What are the objections? We are told, first of all, that we cannot afford the cost; that they are too expensive. There is nothing so costly as false economy. There is nothing so ruinous to a nation as neglecting the welfare and development of its rising generation. If we have to economise, I suggest that it is unfair and unwise to begin with the children. It is also, I understand, suggested that these centres can well be closed down in the summer—that in the summer there is not so much need for them as in winter. I do not believe that to be the case. I believe that it is particularly in the summer that organised games can be developed: that as the summer goes on you will find an increasing number of young men and women with nothing whatever to do, and that it is desirable to have these centres to which they can be attracted. Anybody who has had anything to do with boys’ clubs, for instance, will know how difficult it is to get the right men to run them, and the right spirit established within those clubs. The success or failure of these centres must depend upon having the right men to run them, and the right spirit established in them. Therefore I suggest to the Government that it would be unwise, and extravagant, having got sixty or seventy centres established, to close them down for the summer months and then have to re-open them in the winter.

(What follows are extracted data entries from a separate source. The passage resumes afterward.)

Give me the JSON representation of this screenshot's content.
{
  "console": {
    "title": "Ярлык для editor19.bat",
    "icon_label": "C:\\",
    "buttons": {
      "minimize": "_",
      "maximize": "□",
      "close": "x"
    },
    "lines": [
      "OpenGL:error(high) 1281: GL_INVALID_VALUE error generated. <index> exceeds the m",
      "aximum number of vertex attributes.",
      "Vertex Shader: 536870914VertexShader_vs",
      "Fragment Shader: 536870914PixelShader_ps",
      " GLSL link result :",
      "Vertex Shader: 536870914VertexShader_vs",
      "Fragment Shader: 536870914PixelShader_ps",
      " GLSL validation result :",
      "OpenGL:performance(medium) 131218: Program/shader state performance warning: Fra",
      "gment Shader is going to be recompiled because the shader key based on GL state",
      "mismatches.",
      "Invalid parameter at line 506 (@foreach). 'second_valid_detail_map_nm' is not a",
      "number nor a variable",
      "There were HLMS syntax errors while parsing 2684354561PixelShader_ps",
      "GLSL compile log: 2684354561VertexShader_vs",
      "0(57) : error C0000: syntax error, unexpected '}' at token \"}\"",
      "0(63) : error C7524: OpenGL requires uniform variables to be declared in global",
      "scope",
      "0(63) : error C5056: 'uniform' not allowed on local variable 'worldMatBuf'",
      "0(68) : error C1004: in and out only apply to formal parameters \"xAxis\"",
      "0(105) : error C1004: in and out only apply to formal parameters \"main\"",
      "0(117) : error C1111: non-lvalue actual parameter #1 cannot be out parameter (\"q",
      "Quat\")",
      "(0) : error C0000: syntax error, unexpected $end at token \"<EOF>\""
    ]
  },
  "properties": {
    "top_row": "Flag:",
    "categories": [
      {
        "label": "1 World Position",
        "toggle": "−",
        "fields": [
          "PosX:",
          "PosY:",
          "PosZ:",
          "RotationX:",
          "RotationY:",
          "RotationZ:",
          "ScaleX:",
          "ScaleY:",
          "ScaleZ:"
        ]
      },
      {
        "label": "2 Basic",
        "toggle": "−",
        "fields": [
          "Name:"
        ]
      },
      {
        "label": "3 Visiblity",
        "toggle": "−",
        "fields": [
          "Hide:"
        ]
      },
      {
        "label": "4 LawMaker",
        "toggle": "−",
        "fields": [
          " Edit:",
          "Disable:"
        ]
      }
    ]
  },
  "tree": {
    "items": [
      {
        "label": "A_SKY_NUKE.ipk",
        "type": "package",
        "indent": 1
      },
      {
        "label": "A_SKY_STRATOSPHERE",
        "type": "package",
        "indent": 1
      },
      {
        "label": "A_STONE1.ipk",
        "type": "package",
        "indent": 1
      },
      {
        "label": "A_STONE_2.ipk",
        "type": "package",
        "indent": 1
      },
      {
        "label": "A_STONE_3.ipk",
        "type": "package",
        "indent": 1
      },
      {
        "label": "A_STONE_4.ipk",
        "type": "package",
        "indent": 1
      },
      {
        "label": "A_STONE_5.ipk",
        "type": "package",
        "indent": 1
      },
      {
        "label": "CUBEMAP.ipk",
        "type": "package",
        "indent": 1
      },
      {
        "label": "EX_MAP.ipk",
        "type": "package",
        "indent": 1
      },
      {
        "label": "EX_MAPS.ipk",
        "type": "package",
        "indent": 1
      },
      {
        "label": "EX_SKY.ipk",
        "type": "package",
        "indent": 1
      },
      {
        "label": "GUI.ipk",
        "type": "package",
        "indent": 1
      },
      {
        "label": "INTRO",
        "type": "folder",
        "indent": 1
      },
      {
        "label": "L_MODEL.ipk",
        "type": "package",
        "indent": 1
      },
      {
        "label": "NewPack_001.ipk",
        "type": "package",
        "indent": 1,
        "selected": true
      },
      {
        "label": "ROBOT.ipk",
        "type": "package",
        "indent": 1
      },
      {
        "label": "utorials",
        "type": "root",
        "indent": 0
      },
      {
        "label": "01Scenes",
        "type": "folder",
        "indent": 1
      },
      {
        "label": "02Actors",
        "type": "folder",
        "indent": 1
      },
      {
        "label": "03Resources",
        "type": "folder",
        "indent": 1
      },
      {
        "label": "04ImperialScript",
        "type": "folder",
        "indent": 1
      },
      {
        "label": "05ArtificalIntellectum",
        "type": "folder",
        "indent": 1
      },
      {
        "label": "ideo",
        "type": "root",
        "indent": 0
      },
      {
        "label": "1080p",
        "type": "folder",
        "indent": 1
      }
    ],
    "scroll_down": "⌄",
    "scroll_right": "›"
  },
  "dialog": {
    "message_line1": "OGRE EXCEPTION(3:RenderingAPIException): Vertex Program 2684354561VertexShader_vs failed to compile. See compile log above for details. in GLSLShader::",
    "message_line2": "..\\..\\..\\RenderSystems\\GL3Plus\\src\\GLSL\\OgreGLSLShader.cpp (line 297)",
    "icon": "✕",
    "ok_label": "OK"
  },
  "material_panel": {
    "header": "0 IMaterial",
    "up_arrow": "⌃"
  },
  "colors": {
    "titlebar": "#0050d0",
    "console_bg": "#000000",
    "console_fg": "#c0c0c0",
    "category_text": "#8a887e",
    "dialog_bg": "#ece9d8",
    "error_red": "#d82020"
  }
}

I remember a conversation that I had after the Election with a trade unionist and Socialist, who told me that what had struck him during the last Election was the fact that young men and women were attracted by what he described as the loudest noise. They had lost all sense of control and discipline. They would not even listen to their trade union leaders. It is doubly necessary that we should keep any machinery which promotes discipline in the rising generation.
We hear and read about proletarian schools. I have heard it alleged that in these schools boys and girls are taught that there is no God, and that it is not for them to respect law and authority and government as we understand them. Nowadays the man in the street judges the ruling classes not by the labels that they wear but by their actions. There is not a single man in this House who would deliberately take his boy or girl away from school and let him or her run around without any supervision or control. Yet that is what the Government’s action proposes to do—to have tens of thousands of young men and women with no control or discipline and no chance of getting work.
If we can only teach citizenship to the rising generation I have no fear whatever of Bolshevism or atheism, but if we turn boys and girls into the street, give them nothing to do, and convert them into hooligans and loafers, we shall have great responsibility, because we shall be providing soil upon which the seed of Bolshevism and atheism will take root and flourish. I trust that the noble Earl, when he replies, will be able to announce either that the Government do not intend to close, or if they have done so are willing to re-open, these centres, because I am convinced that if the Government do shut down these centres they will be prejudicing the welfare of the rising generation. I am equally certain that public opinion will insist upon having them re-opened.